“The coffee will be ready in five minutes,” said the young woman behind the counter. I suppose there’s nothing too surprising about a Dunkin Donuts cashier making such a statement. What may surprise you is the fact that I had not ordered anything when she gave me the status of the coffee. From the moment she saw me walk in, she was pretty sure that I would order the “two doughnuts and a coffee” combo.
This kind of thing happens to me all the time at SM Manila (the mall located close to my apartment) and other places. I still remember a humorous question asked by one of my volunteer missionaries last year: “Do people always know what you want before you say anything?” This particular question came when I walked into a campus administration office and they automatically led me to the person I needed to talk with.

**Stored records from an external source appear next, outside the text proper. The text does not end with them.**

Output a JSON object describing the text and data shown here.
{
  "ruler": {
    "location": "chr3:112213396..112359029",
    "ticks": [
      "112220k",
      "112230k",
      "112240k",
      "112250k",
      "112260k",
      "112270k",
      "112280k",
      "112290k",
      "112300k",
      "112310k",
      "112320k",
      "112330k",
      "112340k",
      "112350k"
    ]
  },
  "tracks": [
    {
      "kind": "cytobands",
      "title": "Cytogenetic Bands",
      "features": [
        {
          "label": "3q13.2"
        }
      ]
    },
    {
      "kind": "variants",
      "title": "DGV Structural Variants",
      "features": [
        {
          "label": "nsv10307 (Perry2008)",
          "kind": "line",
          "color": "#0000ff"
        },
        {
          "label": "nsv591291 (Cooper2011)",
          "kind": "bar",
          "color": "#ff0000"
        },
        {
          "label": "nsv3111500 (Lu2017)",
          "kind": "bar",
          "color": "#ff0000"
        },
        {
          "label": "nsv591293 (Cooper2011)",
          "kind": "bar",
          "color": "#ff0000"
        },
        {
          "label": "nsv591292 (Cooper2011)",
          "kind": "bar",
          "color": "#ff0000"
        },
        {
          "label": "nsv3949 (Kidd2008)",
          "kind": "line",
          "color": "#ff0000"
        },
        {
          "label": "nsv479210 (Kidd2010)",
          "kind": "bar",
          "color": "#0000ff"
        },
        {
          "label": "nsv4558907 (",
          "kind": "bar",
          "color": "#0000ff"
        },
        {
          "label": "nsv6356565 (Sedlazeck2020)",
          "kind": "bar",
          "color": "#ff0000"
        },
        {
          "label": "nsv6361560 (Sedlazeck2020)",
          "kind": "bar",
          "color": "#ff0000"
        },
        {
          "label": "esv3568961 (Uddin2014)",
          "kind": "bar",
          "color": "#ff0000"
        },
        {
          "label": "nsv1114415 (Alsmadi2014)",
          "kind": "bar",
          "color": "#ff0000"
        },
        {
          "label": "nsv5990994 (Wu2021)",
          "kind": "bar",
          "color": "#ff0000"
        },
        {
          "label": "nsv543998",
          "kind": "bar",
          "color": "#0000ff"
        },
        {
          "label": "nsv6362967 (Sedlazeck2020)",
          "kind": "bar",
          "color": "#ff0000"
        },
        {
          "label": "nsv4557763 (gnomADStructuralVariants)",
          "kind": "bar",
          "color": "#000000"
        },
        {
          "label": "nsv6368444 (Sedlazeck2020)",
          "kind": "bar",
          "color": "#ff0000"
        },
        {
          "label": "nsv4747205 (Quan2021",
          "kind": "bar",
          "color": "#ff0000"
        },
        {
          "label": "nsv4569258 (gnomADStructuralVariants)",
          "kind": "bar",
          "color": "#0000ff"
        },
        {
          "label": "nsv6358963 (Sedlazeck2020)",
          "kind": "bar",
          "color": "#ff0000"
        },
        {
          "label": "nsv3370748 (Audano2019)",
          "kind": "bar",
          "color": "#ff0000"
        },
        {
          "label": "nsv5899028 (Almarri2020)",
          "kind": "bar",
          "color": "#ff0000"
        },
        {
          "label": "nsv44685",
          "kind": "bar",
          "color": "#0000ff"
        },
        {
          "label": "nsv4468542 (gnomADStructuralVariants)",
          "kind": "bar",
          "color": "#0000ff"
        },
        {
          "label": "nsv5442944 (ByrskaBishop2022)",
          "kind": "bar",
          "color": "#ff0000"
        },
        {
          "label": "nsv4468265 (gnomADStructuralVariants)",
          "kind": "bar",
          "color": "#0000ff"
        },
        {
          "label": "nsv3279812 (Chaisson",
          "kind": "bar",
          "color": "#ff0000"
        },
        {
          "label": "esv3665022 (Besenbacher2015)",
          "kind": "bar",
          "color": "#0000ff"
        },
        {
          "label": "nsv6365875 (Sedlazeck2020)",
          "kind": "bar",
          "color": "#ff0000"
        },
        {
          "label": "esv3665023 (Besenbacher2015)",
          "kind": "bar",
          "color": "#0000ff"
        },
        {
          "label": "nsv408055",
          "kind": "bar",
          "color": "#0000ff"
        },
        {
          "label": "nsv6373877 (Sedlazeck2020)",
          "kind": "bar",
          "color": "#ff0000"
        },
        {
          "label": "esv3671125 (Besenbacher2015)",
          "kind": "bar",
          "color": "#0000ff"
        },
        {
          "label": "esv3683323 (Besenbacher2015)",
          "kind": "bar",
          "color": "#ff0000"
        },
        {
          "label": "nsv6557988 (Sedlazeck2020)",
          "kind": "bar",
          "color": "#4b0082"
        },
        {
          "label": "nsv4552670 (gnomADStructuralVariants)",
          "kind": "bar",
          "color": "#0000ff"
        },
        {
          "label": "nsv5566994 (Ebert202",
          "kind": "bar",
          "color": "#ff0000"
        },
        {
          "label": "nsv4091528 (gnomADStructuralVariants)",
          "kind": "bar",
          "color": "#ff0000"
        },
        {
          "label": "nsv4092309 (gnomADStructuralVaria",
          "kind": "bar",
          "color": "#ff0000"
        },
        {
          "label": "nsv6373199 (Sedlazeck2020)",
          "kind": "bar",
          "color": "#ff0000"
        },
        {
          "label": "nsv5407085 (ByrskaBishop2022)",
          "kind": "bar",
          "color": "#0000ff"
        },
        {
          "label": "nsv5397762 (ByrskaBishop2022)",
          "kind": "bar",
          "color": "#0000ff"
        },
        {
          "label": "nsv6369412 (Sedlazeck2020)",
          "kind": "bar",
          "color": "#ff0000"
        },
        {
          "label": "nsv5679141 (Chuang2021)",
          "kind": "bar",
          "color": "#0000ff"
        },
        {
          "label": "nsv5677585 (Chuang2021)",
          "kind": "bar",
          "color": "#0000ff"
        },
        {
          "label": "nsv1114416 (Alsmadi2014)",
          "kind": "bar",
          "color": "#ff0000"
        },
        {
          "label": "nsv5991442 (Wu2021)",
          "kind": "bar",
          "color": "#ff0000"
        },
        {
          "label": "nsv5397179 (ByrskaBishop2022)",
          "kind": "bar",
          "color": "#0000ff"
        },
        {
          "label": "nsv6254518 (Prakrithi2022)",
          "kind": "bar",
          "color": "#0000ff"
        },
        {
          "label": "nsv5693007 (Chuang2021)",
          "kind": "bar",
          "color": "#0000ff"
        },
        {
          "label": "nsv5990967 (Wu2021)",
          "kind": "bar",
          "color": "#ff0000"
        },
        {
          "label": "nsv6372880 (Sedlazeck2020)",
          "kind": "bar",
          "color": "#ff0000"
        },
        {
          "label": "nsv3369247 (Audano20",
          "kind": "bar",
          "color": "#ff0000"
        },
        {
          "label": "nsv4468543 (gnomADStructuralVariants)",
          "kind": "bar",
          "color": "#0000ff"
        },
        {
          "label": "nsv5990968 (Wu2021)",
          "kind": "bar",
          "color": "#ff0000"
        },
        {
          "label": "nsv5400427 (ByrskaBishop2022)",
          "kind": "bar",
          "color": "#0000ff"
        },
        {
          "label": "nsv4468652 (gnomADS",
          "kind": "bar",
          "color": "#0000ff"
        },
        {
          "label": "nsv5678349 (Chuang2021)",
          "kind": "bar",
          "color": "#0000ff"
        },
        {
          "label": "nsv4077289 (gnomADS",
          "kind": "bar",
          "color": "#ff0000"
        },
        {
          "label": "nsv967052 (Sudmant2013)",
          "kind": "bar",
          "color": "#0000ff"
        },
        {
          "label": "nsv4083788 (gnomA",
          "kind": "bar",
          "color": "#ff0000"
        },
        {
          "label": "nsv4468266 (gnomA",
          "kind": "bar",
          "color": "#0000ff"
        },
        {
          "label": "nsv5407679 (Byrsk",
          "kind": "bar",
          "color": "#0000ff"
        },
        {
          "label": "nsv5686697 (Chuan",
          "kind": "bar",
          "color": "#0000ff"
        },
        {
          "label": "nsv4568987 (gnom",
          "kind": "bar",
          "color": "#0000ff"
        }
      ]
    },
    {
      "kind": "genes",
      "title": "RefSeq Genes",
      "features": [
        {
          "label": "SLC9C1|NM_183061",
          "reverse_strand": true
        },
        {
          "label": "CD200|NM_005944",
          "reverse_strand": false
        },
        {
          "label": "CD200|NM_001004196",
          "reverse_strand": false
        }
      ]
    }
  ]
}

I guess it did seem that people often knew what (or who) I wanted as soon as I entered the room.
This would be a good time to introduce my foreign readers to a new Tagalog word: suki. This word means “loyal customer,” which is exactly what I’ve become at many places here. I guess being a foreigner makes it that much easier for folks to remember me and my preferences. Perhaps I also get extra “suki points” for making small talk with the cashiers and servers.
Being a suki does have advantages that I’ve exploited from time to time. A few weeks ago I kept running into long lines at places where I regularly order food. Each time my order went ahead of some of the other customers–I assume they had not yet reached suki status. No one complained as far as I know–maybe the Filipinos intuitively knew what was going on.